What is the hierarchy of artificial intelligence?
Now that we understand a bit about Generative AI and LLMs, how do they fit into the bigger picture of “AI” as a whole?
To make sense of it, think of AI as a set of layers (like an onion!), each getting more specific as you get deeper.
The image above breaks it down like this:
Artificial Intelligence (AI)
This is the broadest category and includes anything that mimics human intelligence. This could include conversational AI (ChatGPT), Image generation (DALL-E), the AI that powers self-driving cars, and so much more! This is where it all starts.
Machine Learning (ML)
An essential part of AI that helps systems learn from data and get better over time. The more data the system processes, the more accurate its predictions and decisions become.
Deep Learning (DL)
A type of Machine Learning that uses neural networks to recognize patterns and handle complex tasks.
Generative AI (GenAI)
Built on Deep Learning, this is where AI starts creating new things, like images, music, text, and code.
LLMs (Large Language Models)
A specific type of Generative AI focused on language. LLMs power tools like ChatGPT, Claude, and Pieces!
Integrating generative AI and LLMs in your workflow
If you’ve made it this far, you’re well on your way to understanding AI (congrats!). But you might be thinking, how can I actually use AI in my work or daily life? 🤔
Here are some practical ways to get started:
Create engaging content
Tools like ChatGPT or Claude help you come up with ideas, draft blog posts, and create outlines quickly.
If you enjoy writing your articles/notes in Obsidian, the Pieces Obsidian plugin is super useful. Its long-term memory engine keeps your workflow context accessible, while Pieces copilot is there to answer any questions as you write.
Leverage developer tools
Use code generation tools to save code snippets and generate code directly in tools like VS Code, Chrome, or Obsidian.
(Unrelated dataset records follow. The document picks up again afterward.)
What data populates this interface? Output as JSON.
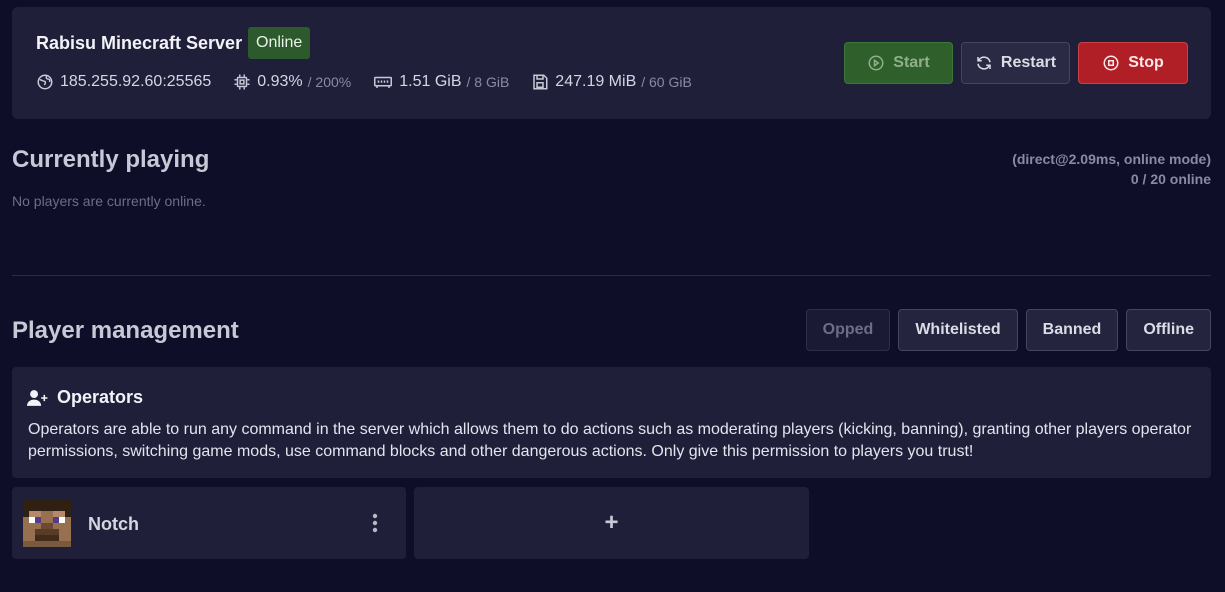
{
  "server": {
    "name": "Rabisu Minecraft Server",
    "status": "Online",
    "address": "185.255.92.60:25565",
    "cpu": "0.93%",
    "cpu_limit": "/ 200%",
    "memory": "1.51 GiB",
    "memory_limit": "/ 8 GiB",
    "disk": "247.19 MiB",
    "disk_limit": "/ 60 GiB"
  },
  "actions": {
    "start": "Start",
    "restart": "Restart",
    "stop": "Stop"
  },
  "playing": {
    "title": "Currently playing",
    "empty": "No players are currently online.",
    "ping": "(direct@2.09ms, online mode)",
    "count": "0 / 20 online"
  },
  "management": {
    "title": "Player management",
    "tabs": [
      "Opped",
      "Whitelisted",
      "Banned",
      "Offline"
    ]
  },
  "operators": {
    "title": "Operators",
    "description": "Operators are able to run any command in the server which allows them to do actions such as moderating players (kicking, banning), granting other players operator permissions, switching game mods, use command blocks and other dangerous actions. Only give this permission to players you trust!"
  },
  "players": [
    {
      "name": "Notch"
    }
  ],
  "add_label": "+",
  "colors": {
    "accent_stop": "#b01f25",
    "accent_start": "#2f5f2b",
    "status_online": "#2c5a2c"
  }
}
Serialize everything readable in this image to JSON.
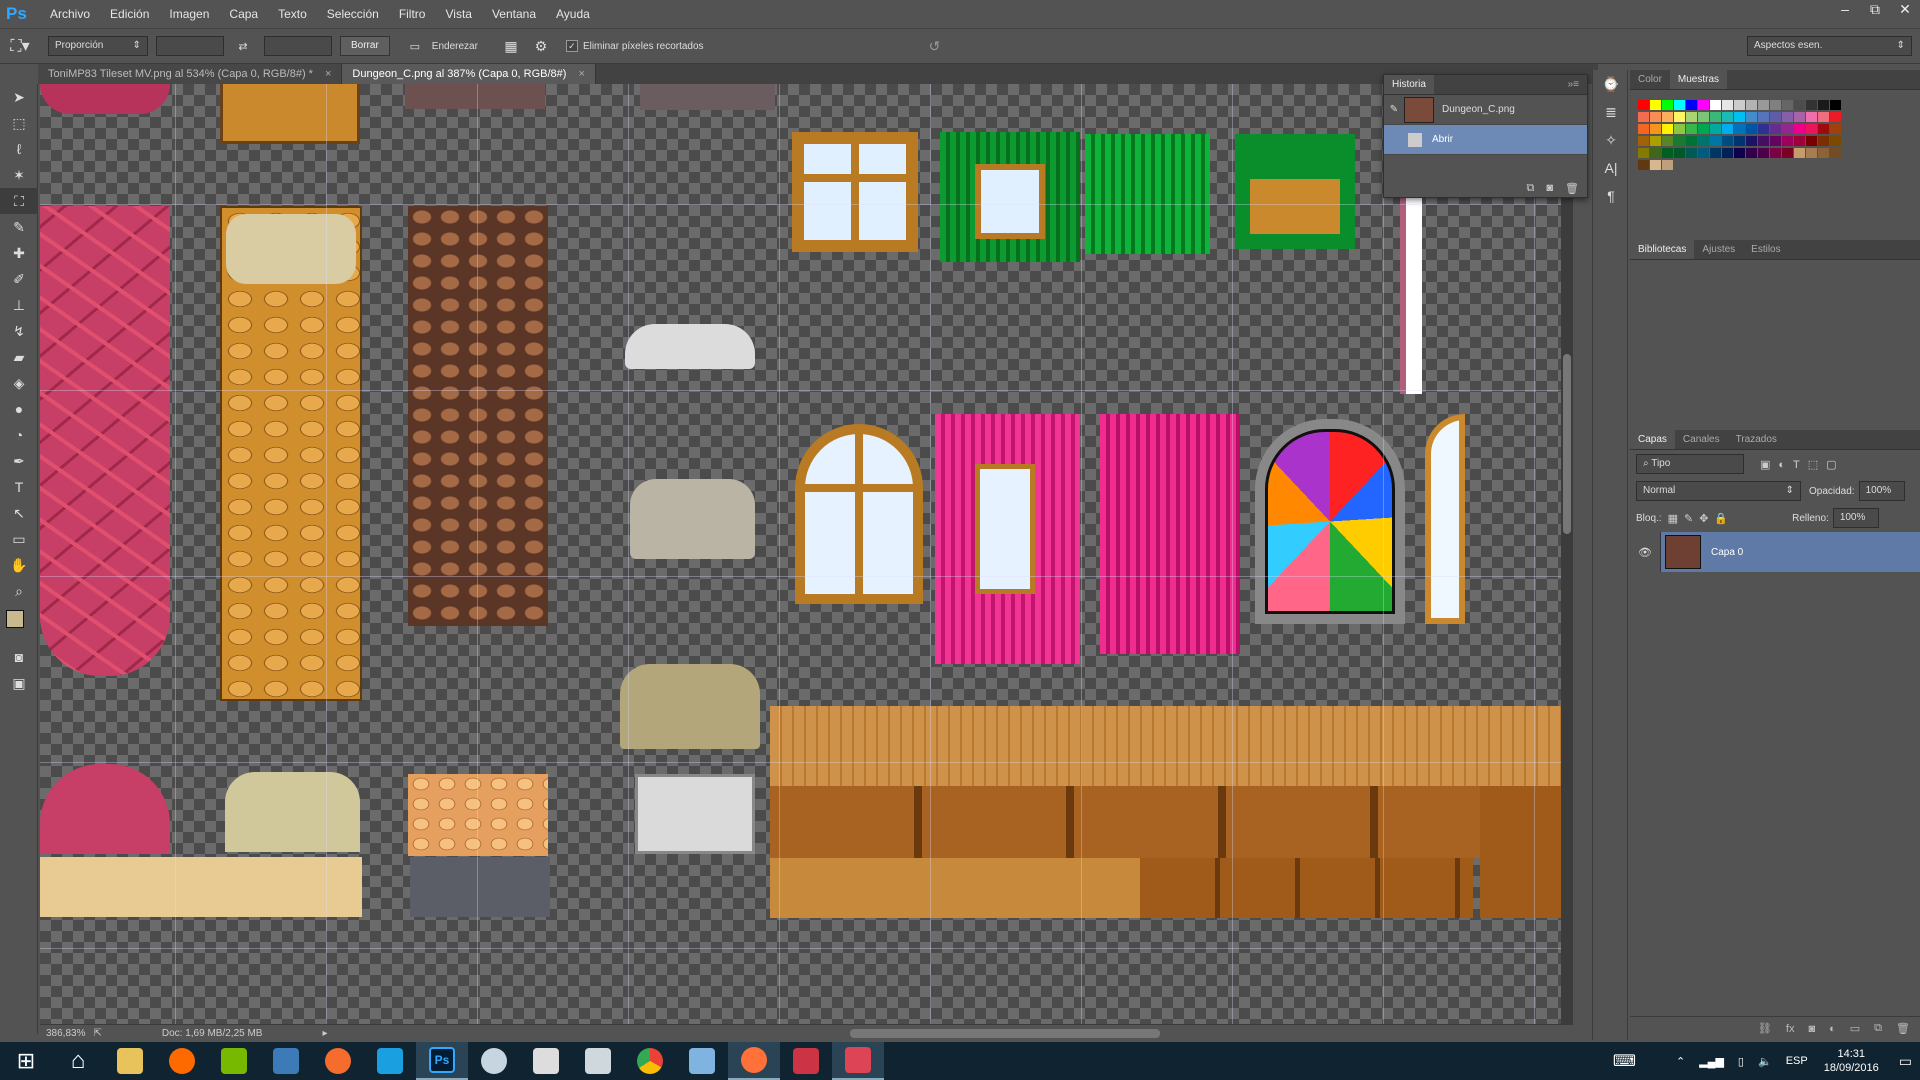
{
  "app": {
    "logo": "Ps"
  },
  "menu": [
    "Archivo",
    "Edición",
    "Imagen",
    "Capa",
    "Texto",
    "Selección",
    "Filtro",
    "Vista",
    "Ventana",
    "Ayuda"
  ],
  "window_controls": [
    "–",
    "⧉",
    "✕"
  ],
  "options": {
    "ratio_select": "Proporción",
    "clear_button": "Borrar",
    "straighten_label": "Enderezar",
    "delete_cropped_label": "Eliminar píxeles recortados",
    "delete_cropped_checked": true,
    "workspace_select": "Aspectos esen."
  },
  "tabs": [
    {
      "label": "ToniMP83 Tileset MV.png al 534% (Capa 0, RGB/8#) *",
      "active": false
    },
    {
      "label": "Dungeon_C.png al 387% (Capa 0, RGB/8#)",
      "active": true
    }
  ],
  "tools": [
    "move-tool",
    "marquee-tool",
    "lasso-tool",
    "magic-wand-tool",
    "crop-tool",
    "eyedropper-tool",
    "healing-tool",
    "brush-tool",
    "stamp-tool",
    "history-brush-tool",
    "eraser-tool",
    "bucket-tool",
    "blur-tool",
    "dodge-tool",
    "pen-tool",
    "type-tool",
    "path-select-tool",
    "shape-tool",
    "hand-tool",
    "zoom-tool"
  ],
  "status": {
    "zoom": "386,83%",
    "doc": "Doc: 1,69 MB/2,25 MB"
  },
  "history_panel": {
    "title": "Historia",
    "snapshot": "Dungeon_C.png",
    "items": [
      "Abrir"
    ]
  },
  "swatches_panel": {
    "tabs": [
      "Color",
      "Muestras"
    ],
    "active": "Muestras",
    "colors": [
      "#ff0000",
      "#ffff00",
      "#00ff00",
      "#00ffff",
      "#0000ff",
      "#ff00ff",
      "#ffffff",
      "#e6e6e6",
      "#cccccc",
      "#b3b3b3",
      "#999999",
      "#808080",
      "#666666",
      "#4d4d4d",
      "#333333",
      "#1a1a1a",
      "#000000",
      "#f26c4f",
      "#f68e56",
      "#fbaf5d",
      "#fff467",
      "#acd372",
      "#7cc576",
      "#3bb878",
      "#1abbb4",
      "#00bff3",
      "#438ccb",
      "#5574b9",
      "#605ca8",
      "#855fa8",
      "#a763a8",
      "#f06ea9",
      "#f26d7d",
      "#ed1c24",
      "#f26522",
      "#f7941d",
      "#fff200",
      "#8dc73f",
      "#39b54a",
      "#00a651",
      "#00a99d",
      "#00aeef",
      "#0072bc",
      "#0054a6",
      "#2e3192",
      "#662d91",
      "#92278f",
      "#ec008c",
      "#ed145b",
      "#9e0b0f",
      "#a0410d",
      "#a36209",
      "#aba000",
      "#598527",
      "#1a7b30",
      "#007236",
      "#00746b",
      "#0076a3",
      "#004b80",
      "#003471",
      "#1b1464",
      "#440e62",
      "#630460",
      "#9e005d",
      "#9e0039",
      "#790000",
      "#7b2e00",
      "#7d4900",
      "#827b00",
      "#406618",
      "#005e20",
      "#005826",
      "#005952",
      "#005b7f",
      "#003663",
      "#002157",
      "#0d004c",
      "#32004b",
      "#4b0049",
      "#7b0046",
      "#7a0026",
      "#c69c6d",
      "#a67c52",
      "#8c6239",
      "#754c24",
      "#603913",
      "#d5b88f",
      "#bfa07a"
    ]
  },
  "libraries_panel": {
    "tabs": [
      "Bibliotecas",
      "Ajustes",
      "Estilos"
    ]
  },
  "layers_panel": {
    "tabs": [
      "Capas",
      "Canales",
      "Trazados"
    ],
    "filter": "Tipo",
    "blend_mode": "Normal",
    "opacity_label": "Opacidad:",
    "opacity": "100%",
    "lock_label": "Bloq.:",
    "fill_label": "Relleno:",
    "fill": "100%",
    "layers": [
      {
        "name": "Capa 0",
        "visible": true
      }
    ]
  },
  "taskbar": {
    "apps": [
      {
        "name": "start",
        "color": "#ffffff"
      },
      {
        "name": "home",
        "color": "#ffffff"
      },
      {
        "name": "explorer",
        "color": "#e8c25a"
      },
      {
        "name": "app-orange-hand",
        "color": "#ff6a00"
      },
      {
        "name": "nvidia",
        "color": "#76b900"
      },
      {
        "name": "app-blue-s",
        "color": "#3d7ab8"
      },
      {
        "name": "origin",
        "color": "#f56c2d"
      },
      {
        "name": "uplay",
        "color": "#1a9fe0"
      },
      {
        "name": "photoshop",
        "color": "#31a8ff"
      },
      {
        "name": "steam",
        "color": "#c7d5e0"
      },
      {
        "name": "film",
        "color": "#dddddd"
      },
      {
        "name": "maps",
        "color": "#cfd8dc"
      },
      {
        "name": "chrome",
        "color": "#4caf50"
      },
      {
        "name": "store",
        "color": "#7fb3e0"
      },
      {
        "name": "firefox",
        "color": "#ff7139"
      },
      {
        "name": "rpgmaker-a",
        "color": "#cc3344"
      },
      {
        "name": "rpgmaker-b",
        "color": "#dd4455"
      }
    ],
    "tray": {
      "lang": "ESP",
      "time": "14:31",
      "date": "18/09/2016"
    }
  }
}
Combine Pieces with GitHub Copilot—GitHub Copilot autocompletes your code while Pieces has access to all of your workflow context to answer any questions that you might have.
Generate unique images
Tools like DALL-E, Midjourney, or Grok let you create custom images for presentations or social media.
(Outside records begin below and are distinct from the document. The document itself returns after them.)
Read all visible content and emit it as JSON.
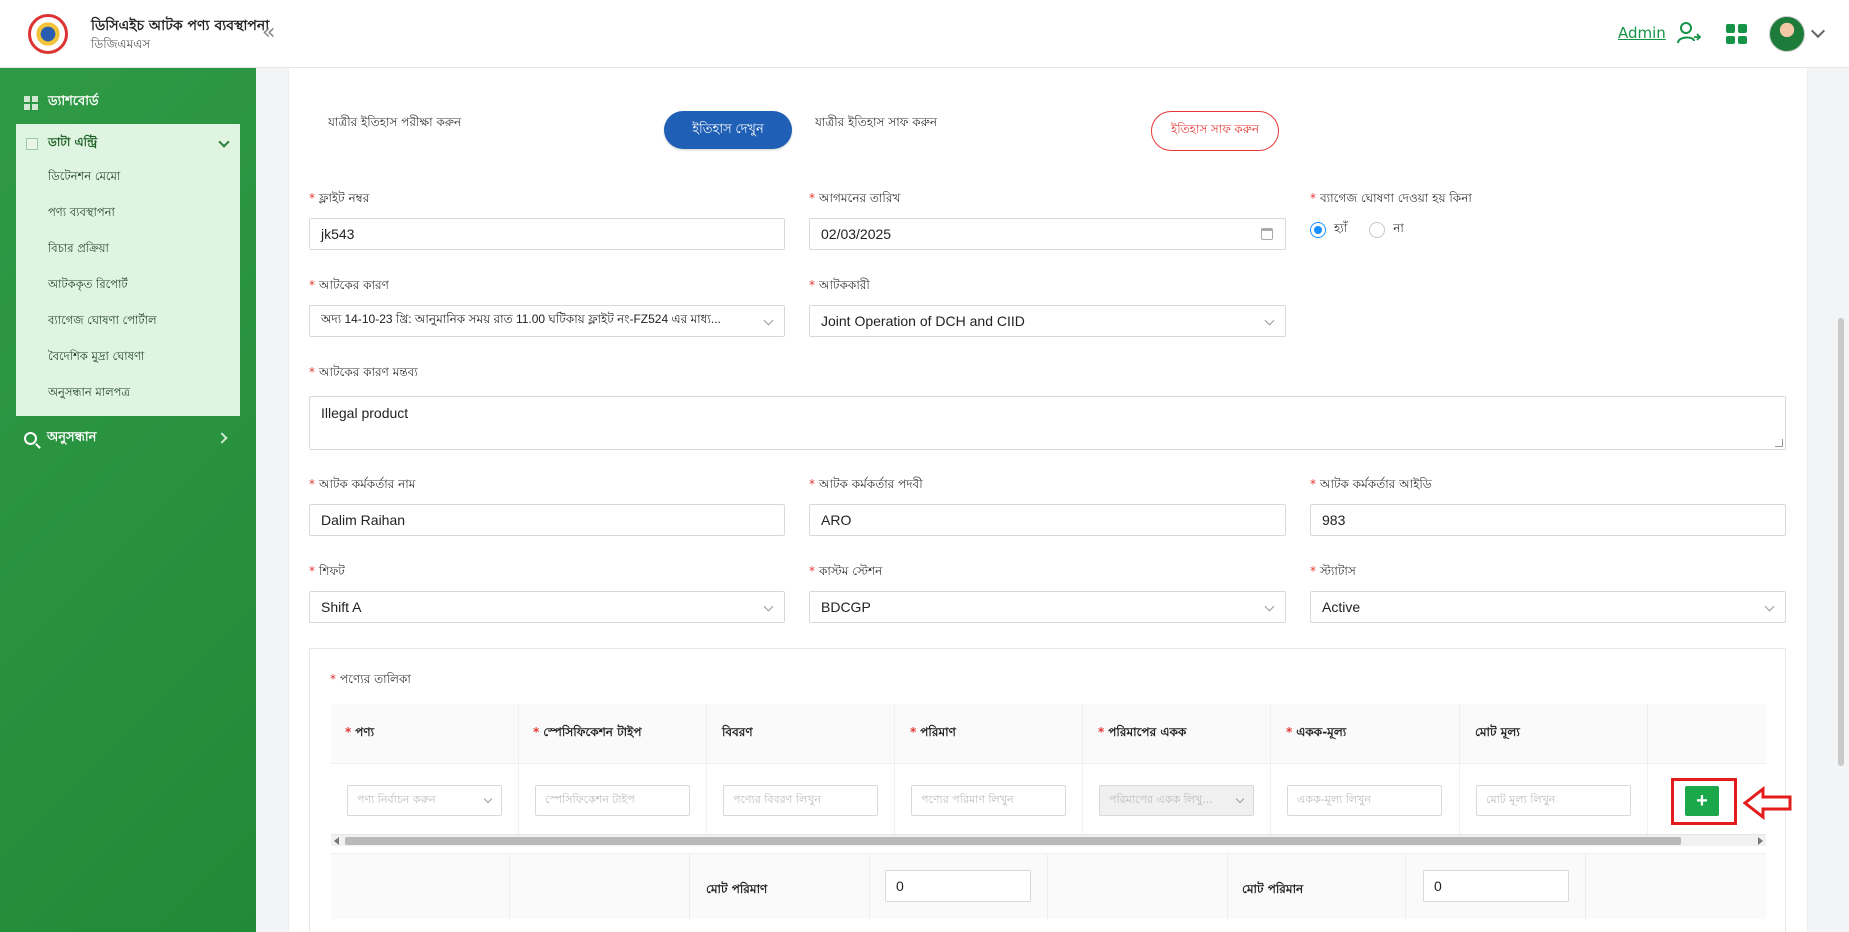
{
  "header": {
    "app_title": "ডিসিএইচ আটক পণ্য ব্যবস্থাপনা",
    "app_subtitle": "ডিজিএমএস",
    "user_label": "Admin"
  },
  "sidebar": {
    "dashboard": "ড্যাশবোর্ড",
    "data_entry": "ডাটা এন্ট্রি",
    "items": [
      "ডিটেনশন মেমো",
      "পণ্য ব্যবস্থাপনা",
      "বিচার প্রক্রিয়া",
      "আটককৃত রিপোর্ট",
      "ব্যাগেজ ঘোষণা পোর্টাল",
      "বৈদেশিক মুদ্রা ঘোষণা",
      "অনুসন্ধান মালপত্র"
    ],
    "search": "অনুসন্ধান"
  },
  "history": {
    "check_label": "যাত্রীর ইতিহাস পরীক্ষা করুন",
    "view_button": "ইতিহাস দেখুন",
    "clear_label": "যাত্রীর ইতিহাস সাফ করুন",
    "clear_button": "ইতিহাস সাফ করুন"
  },
  "form": {
    "required_mark": "*",
    "flight_label": "ফ্লাইট নম্বর",
    "flight_value": "jk543",
    "arrival_label": "আগমনের তারিখ",
    "arrival_value": "02/03/2025",
    "baggage_label": "ব্যাগেজ ঘোষণা দেওয়া হয় কিনা",
    "baggage_yes": "হ্যাঁ",
    "baggage_no": "না",
    "reason_label": "আটকের কারণ",
    "reason_value": "অদ্য 14-10-23 খ্রি: আনুমানিক সময় রাত 11.00 ঘটিকায় ফ্লাইট নং-FZ524 এর মাধ্য...",
    "seizer_label": "আটককারী",
    "seizer_value": "Joint Operation of DCH and CIID",
    "remark_label": "আটকের কারণ মন্তব্য",
    "remark_value": "Illegal product",
    "officer_name_label": "আটক কর্মকর্তার নাম",
    "officer_name_value": "Dalim Raihan",
    "officer_desig_label": "আটক কর্মকর্তার পদবী",
    "officer_desig_value": "ARO",
    "officer_id_label": "আটক কর্মকর্তার আইডি",
    "officer_id_value": "983",
    "shift_label": "শিফট",
    "shift_value": "Shift A",
    "station_label": "কাস্টম স্টেশন",
    "station_value": "BDCGP",
    "status_label": "স্ট্যাটাস",
    "status_value": "Active"
  },
  "goods": {
    "title": "পণ্যের তালিকা",
    "columns": [
      "পণ্য",
      "স্পেসিফিকেশন টাইপ",
      "বিবরণ",
      "পরিমাণ",
      "পরিমাপের একক",
      "একক-মূল্য",
      "মোট মূল্য"
    ],
    "placeholders": [
      "পণ্য নির্বাচন করুন",
      "স্পেসিফিকেশন টাইপ",
      "পণ্যের বিবরণ লিখুন",
      "পণ্যের পরিমাণ লিখুন",
      "পরিমাপের একক লিখু...",
      "একক-মূল্য লিখুন",
      "মোট মূল্য লিখুন"
    ],
    "add_symbol": "+",
    "total_qty_label": "মোট পরিমাণ",
    "total_qty_value": "0",
    "total_amount_label": "মোট পরিমান",
    "total_amount_value": "0"
  },
  "colors": {
    "brand_green": "#159447",
    "primary_blue": "#1f5fb6",
    "danger_red": "#e53935",
    "annotation_red": "#e31b1b"
  }
}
If the AI-generated graphics aren’t perfect (it is pretty difficult to get them exactly the way you want them to look), you can use Canva to edit them (they even have some AI-powered editing tools available now).
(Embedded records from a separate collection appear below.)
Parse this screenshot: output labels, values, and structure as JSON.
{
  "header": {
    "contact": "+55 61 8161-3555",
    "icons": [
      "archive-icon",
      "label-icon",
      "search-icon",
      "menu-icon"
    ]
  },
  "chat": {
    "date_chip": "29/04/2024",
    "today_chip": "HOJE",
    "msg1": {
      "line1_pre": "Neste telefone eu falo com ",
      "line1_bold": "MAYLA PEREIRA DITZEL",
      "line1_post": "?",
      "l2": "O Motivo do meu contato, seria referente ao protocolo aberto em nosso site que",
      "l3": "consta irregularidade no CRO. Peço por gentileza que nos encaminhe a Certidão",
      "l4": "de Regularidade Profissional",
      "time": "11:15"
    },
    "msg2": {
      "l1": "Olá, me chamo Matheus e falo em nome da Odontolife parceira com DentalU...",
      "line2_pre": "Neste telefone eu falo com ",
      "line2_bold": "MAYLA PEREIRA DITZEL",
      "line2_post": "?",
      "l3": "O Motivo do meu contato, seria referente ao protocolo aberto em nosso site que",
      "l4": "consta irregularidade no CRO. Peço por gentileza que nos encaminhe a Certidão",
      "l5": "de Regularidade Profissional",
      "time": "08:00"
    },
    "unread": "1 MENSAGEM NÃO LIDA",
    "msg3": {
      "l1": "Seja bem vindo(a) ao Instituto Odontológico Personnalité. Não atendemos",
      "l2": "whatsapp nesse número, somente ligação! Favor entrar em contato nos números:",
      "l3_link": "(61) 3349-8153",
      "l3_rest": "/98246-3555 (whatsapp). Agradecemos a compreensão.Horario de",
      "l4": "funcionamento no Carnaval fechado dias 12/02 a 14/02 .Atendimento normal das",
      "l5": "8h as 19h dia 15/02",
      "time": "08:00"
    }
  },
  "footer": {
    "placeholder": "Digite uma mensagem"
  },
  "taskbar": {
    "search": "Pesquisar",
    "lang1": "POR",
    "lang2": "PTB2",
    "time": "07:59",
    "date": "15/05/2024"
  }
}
Build interactive chatbots
Chatbots can act as your coding assistant, answer questions about your portfolio, act as a virtual therapist or astrologer, or even help diagnose medical issues (which is probably a terrible idea!).
You can integrate chatbots into your coding projects using APIs like OpenAI’s API (for models like ChatGPT) or Anthropic’s Claude API. Or, you can use one of our SDKs to call your preferred LLM through Pieces OS—for free.
Hopefully, now you have some ideas on how you can integrate AI into your workflow! Honestly, whatever you need “AI help” with, there’s probably something out there for you (if not, then you could even build it yourself).
That said, GenAI and LLMs have quite literally changed everything. And not just for developers.
People who in the past could barely draw stick figures are now creating amazingly detailed works of art (If you don’t believe me take a look at Midjourney’s Explore page).
And those who never thought they’d try coding are now building their own simple websites and games.
These are just a few examples. GenAI and LLMs are making it easier than ever for anyone to create, code, and bring their ideas to life. The tools are here – what will you do with them?